Bradford on Avon residents gathered in Westbury Gardens to mark a year since the invasion of Ukraine.
The town’s Ukrainian community hosted the event as part of the national Masnytsia festival. Masnytsia is a religious folk festival celebrated in parts of Eastern Europe.
Mayor Katie Vigar and Councillor Sam Blackwell spoke at the event:
“Thank you for being here today, your presence is a tribute to the courage and resilience of all of the Ukrainians here – as well as the determination of the town in its support of Ukraine in its fight for freedom,” said Councillor Vigar.
“It’s always hard to know what can counter the horror of war – but the welcome offered by the people of Bradford on Avon and the fortitude, friendship and fun that characterise our Ukrainian guests gives us that crucial hope that good will prevail.”
“We may be Ukrainian; we may be English; but in Bradford on Avon, we are not 2 separate peoples – we’re a united community.”
“I encourage everyone to read the words on the plaque by the beautiful trees we’re about to plant – and to appreciate their meaning.”

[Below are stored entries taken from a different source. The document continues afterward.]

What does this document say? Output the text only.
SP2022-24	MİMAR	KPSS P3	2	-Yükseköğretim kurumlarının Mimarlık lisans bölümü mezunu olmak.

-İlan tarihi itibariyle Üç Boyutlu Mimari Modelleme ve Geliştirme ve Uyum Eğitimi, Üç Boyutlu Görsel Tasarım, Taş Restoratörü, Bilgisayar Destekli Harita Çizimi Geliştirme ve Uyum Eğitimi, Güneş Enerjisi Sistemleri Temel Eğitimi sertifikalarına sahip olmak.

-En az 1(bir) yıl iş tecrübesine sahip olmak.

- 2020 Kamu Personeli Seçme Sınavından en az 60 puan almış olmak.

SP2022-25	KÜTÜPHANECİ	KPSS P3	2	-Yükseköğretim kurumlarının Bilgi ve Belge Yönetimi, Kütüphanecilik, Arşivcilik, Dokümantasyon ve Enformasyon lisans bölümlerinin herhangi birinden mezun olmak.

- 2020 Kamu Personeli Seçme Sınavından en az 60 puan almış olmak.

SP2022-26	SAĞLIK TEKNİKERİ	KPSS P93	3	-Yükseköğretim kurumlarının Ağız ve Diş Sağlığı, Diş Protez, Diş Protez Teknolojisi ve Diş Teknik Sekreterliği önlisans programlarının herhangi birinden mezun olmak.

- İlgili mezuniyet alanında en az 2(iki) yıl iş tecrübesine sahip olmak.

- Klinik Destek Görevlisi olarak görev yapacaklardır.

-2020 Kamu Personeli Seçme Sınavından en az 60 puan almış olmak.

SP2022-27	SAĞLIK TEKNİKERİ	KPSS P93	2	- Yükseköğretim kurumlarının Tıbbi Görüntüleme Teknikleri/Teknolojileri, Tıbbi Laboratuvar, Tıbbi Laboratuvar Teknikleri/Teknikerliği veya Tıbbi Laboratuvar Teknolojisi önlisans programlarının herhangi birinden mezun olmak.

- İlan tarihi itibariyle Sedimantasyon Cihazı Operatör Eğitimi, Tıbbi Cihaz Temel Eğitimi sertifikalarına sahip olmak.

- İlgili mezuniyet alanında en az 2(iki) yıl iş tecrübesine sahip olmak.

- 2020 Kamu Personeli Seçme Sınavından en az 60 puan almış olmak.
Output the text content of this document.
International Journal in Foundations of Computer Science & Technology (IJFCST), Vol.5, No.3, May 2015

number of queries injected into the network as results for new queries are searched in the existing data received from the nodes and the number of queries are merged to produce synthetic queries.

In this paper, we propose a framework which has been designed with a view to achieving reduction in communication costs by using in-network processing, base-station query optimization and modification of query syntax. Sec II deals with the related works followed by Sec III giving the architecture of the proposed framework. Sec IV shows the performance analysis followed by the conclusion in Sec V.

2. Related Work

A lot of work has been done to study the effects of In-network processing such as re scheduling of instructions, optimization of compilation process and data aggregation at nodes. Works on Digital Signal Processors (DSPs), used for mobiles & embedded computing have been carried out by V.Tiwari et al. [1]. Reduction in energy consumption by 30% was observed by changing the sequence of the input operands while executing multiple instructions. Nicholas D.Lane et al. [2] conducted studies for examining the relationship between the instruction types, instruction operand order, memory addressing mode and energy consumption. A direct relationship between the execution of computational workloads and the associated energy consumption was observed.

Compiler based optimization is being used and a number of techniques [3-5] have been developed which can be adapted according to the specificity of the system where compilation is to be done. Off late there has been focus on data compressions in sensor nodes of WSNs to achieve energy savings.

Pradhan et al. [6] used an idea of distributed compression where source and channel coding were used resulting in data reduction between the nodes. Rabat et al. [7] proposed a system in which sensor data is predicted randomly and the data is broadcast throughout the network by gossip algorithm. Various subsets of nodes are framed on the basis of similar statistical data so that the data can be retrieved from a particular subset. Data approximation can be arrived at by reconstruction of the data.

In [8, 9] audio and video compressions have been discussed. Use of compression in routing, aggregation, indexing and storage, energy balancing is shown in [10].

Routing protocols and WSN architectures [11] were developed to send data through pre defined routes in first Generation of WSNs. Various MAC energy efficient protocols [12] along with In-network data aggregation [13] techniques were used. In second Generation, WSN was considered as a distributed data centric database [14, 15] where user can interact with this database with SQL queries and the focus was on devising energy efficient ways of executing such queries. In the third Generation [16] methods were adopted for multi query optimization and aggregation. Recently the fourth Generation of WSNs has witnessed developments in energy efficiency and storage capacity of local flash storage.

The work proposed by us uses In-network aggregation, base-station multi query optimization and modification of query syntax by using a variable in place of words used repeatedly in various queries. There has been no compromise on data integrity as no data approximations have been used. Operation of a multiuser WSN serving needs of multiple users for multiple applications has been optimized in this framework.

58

“I want to thank everyone who has been involved in making our Ukrainian guests feel at home here – but above all I want to thank our Ukrainian residents for all you have given us. And for these trees that you have given us – that will forever remind our town of all that you have meant to us.”

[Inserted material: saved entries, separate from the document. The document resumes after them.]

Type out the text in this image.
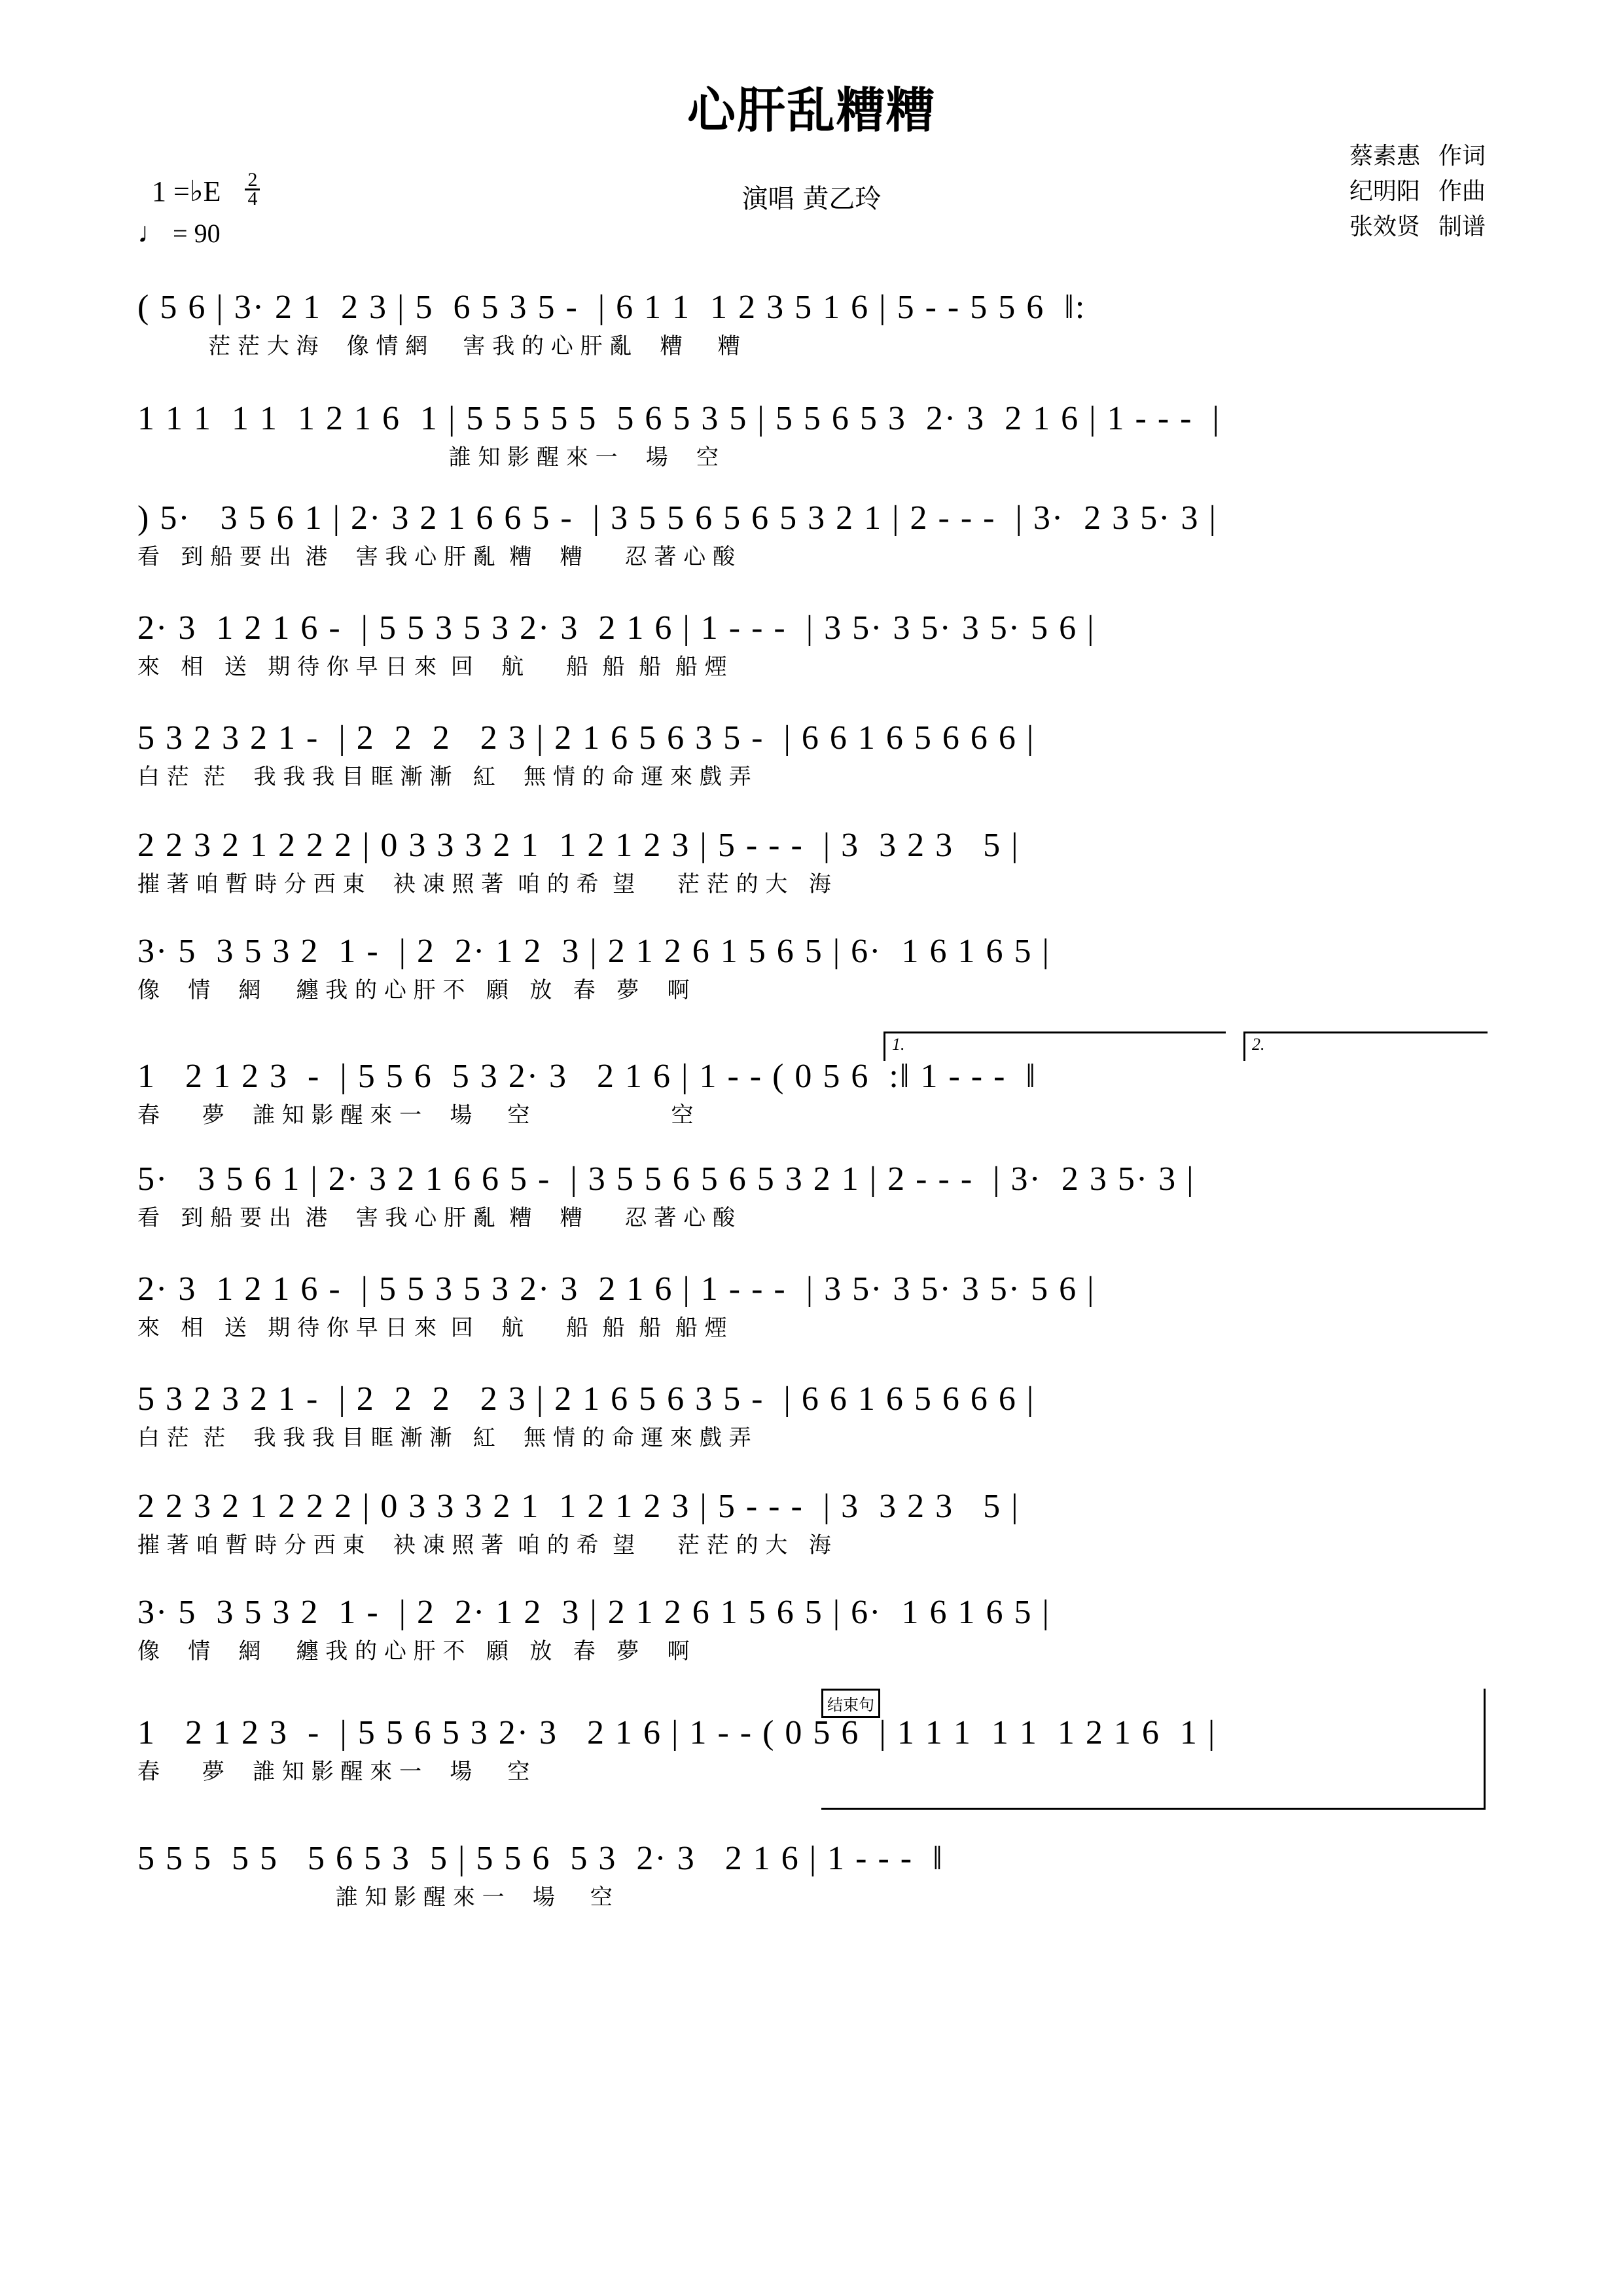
心肝乱糟糟
演唱 黄乙玲
蔡素惠 作词
纪明阳 作曲
张效贤 制谱
1 =♭E $\frac{2}{4}$
♩ = 90
( 5 6 | 3· 2 1  2 3 | 5  6 5 3 5 -  | 6 1 1  1 2 3 5 1 6 | 5 - - 5 5 6  ‖:
茫 茫 大 海    像 情 網     害 我 的 心 肝 亂    糟     糟
1 1 1  1 1  1 2 1 6  1 | 5 5 5 5 5  5 6 5 3 5 | 5 5 6 5 3  2· 3  2 1 6 | 1 - - -  |
誰 知 影 醒 來 一    場    空
) 5·   3 5 6 1 | 2· 3 2 1 6 6 5 -  | 3 5 5 6 5 6 5 3 2 1 | 2 - - -  | 3·  2 3 5· 3 |
看   到 船 要 出  港    害 我 心 肝 亂  糟    糟      忍 著 心 酸
2· 3  1 2 1 6 -  | 5 5 3 5 3 2· 3  2 1 6 | 1 - - -  | 3 5· 3 5· 3 5· 5 6 |
來   相   送   期 待 你 早 日 來  回    航      船  船  船  船 煙
5 3 2 3 2 1 -  | 2  2  2   2 3 | 2 1 6 5 6 3 5 -  | 6 6 1 6 5 6 6 6 |
白 茫  茫    我 我 我 目 眶 漸 漸   紅    無 情 的 命 運 來 戲 弄
2 2 3 2 1 2 2 2 | 0 3 3 3 2 1  1 2 1 2 3 | 5 - - -  | 3  3 2 3   5 |
摧 著 咱 暫 時 分 西 東    袂 凍 照 著  咱 的 希  望      茫 茫 的 大   海
3· 5  3 5 3 2  1 -  | 2  2· 1 2  3 | 2 1 2 6 1 5 6 5 | 6·  1 6 1 6 5 |
像    情    網     纏 我 的 心 肝 不   願   放   春   夢    啊
1   2 1 2 3  -  | 5 5 6  5 3 2· 3   2 1 6 | 1 - - ( 0 5 6  :‖ 1 - - -  ‖
春      夢    誰 知 影 醒 來 一    場     空                    空
1.	2.
5·   3 5 6 1 | 2· 3 2 1 6 6 5 -  | 3 5 5 6 5 6 5 3 2 1 | 2 - - -  | 3·  2 3 5· 3 |
看   到 船 要 出  港    害 我 心 肝 亂  糟    糟      忍 著 心 酸
2· 3  1 2 1 6 -  | 5 5 3 5 3 2· 3  2 1 6 | 1 - - -  | 3 5· 3 5· 3 5· 5 6 |
來   相   送   期 待 你 早 日 來  回    航      船  船  船  船 煙
5 3 2 3 2 1 -  | 2  2  2   2 3 | 2 1 6 5 6 3 5 -  | 6 6 1 6 5 6 6 6 |
白 茫  茫    我 我 我 目 眶 漸 漸   紅    無 情 的 命 運 來 戲 弄
2 2 3 2 1 2 2 2 | 0 3 3 3 2 1  1 2 1 2 3 | 5 - - -  | 3  3 2 3   5 |
摧 著 咱 暫 時 分 西 東    袂 凍 照 著  咱 的 希  望      茫 茫 的 大   海
3· 5  3 5 3 2  1 -  | 2  2· 1 2  3 | 2 1 2 6 1 5 6 5 | 6·  1 6 1 6 5 |
像    情    網     纏 我 的 心 肝 不   願   放   春   夢    啊
1   2 1 2 3  -  | 5 5 6 5 3 2· 3   2 1 6 | 1 - - ( 0 5 6  | 1 1 1  1 1  1 2 1 6  1 |
春      夢    誰 知 影 醒 來 一    場     空
结束句
5 5 5  5 5   5 6 5 3  5 | 5 5 6  5 3  2· 3   2 1 6 | 1 - - -  ‖
誰 知 影 醒 來 一    場     空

As well as planting the Guelder roses, there were poetry readings at the event, and a choir sang the Ukrainian national anthem.
Among the many volunteers who made the event a success, Ukrainian chef Iryna Malenko and husband Roman treated residents to traditional Ukrainian pancakes – called mlyntsi – serving up over 600 portions.
The event raised £1,800 from community donations, with half of funds used to support educational and social activities for Ukrainians in Bradford on Avon; and the remainder supporting charities supplying medical and protective equipment in Ukraine.